Mr. Shea talked to the Panel about the Trussell Trust Farnborough Foodbank provision. It was advised that 3,356 families in both Farnborough and Aldershot had received 33,000 meals during 2014, this equalled three meals a day over a three day period for each person in the family. It was noted that the Trust had tried to set up a satellite branch in Aldershot, but unfortunately it hadn’t got the support it required to run effectively, therefore the Farnborough Foodbank served a small number of residents in Aldershot as well.
The donated food was stored at the Brownings Barracks, Aldershot, the building had no refrigeration facilities so only non-perishable food stuffs were stored. It was noted that Costco had donated a lot of fresh fruit and cakes on Fridays, which were then distributed to users on the same day.

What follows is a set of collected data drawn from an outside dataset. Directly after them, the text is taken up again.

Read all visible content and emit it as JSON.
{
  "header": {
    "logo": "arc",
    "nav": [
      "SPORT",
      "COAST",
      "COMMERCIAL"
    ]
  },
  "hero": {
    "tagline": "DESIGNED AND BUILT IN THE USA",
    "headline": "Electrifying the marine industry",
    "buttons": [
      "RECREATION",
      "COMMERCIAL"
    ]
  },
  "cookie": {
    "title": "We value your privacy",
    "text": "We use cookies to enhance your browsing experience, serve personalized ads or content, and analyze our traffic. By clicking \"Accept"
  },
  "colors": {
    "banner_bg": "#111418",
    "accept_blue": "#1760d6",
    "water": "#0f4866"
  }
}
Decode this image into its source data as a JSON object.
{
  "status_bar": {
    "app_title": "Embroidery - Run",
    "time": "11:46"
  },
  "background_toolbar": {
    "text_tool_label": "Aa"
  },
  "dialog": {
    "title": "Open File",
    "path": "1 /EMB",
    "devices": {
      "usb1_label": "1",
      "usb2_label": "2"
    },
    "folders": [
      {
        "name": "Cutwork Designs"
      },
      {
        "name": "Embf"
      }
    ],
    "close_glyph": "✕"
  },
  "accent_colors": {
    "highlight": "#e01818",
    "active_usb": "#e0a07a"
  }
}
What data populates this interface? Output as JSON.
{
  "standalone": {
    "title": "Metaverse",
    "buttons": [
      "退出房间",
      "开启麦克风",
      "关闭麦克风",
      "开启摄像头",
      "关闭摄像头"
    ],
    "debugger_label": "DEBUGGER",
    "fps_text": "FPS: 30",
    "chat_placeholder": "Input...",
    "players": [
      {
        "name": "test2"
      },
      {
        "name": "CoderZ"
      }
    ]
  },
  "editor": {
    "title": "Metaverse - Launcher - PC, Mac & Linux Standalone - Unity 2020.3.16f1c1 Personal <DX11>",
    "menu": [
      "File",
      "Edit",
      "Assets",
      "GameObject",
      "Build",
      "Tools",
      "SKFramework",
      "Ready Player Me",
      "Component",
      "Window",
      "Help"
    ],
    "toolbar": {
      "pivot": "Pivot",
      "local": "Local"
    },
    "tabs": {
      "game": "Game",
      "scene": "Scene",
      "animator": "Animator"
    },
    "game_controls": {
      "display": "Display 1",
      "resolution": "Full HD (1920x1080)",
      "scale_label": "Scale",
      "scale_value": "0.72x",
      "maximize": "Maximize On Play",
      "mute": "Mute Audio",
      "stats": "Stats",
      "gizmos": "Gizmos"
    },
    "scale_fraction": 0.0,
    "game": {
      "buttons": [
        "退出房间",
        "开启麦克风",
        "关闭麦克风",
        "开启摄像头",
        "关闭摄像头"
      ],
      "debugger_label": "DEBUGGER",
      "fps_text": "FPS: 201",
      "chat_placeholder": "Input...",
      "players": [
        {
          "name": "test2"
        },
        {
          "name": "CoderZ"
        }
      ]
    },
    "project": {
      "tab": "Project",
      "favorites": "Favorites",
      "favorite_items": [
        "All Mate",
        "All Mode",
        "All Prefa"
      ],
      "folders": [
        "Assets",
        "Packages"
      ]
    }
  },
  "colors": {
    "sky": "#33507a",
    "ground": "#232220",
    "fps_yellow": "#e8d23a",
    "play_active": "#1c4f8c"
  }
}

The Trust had started a number of initiatives to support a wider range of needs, these included:
· Eat Well Spend Less Course – sponsored by Unilever, this included cookery classes, supermarket psychology and budgeting
· Kitchen Starter Packs – collection of household goods for people being housed for the first time
· Cold Packs - aimed at the homeless population who had no provision to heat/cook food
· Kettle Packs – aimed at users in bed and breakfast accommodation with access to a kettle and/or microwave only
· Clothing Packs – The Trust held a store of children’s clothes for those in need
It was advised that the lease on the Brownings Barracks had been for seven years but it was stressed that an exit strategy needed to be determined as the demand for foodbank services was likely to increase in the future. The Panel also discussed the lack of provision in Aldershot and the need to provide support to hard to reach groups across the Borough. The complex issues surrounding the involvement of the Jobcentre would be considered at the next mid cycle meeting.
The Chairman thanked Mr. Beaton, Mrs Newton and Mr. Shea for their contribution to the meeting.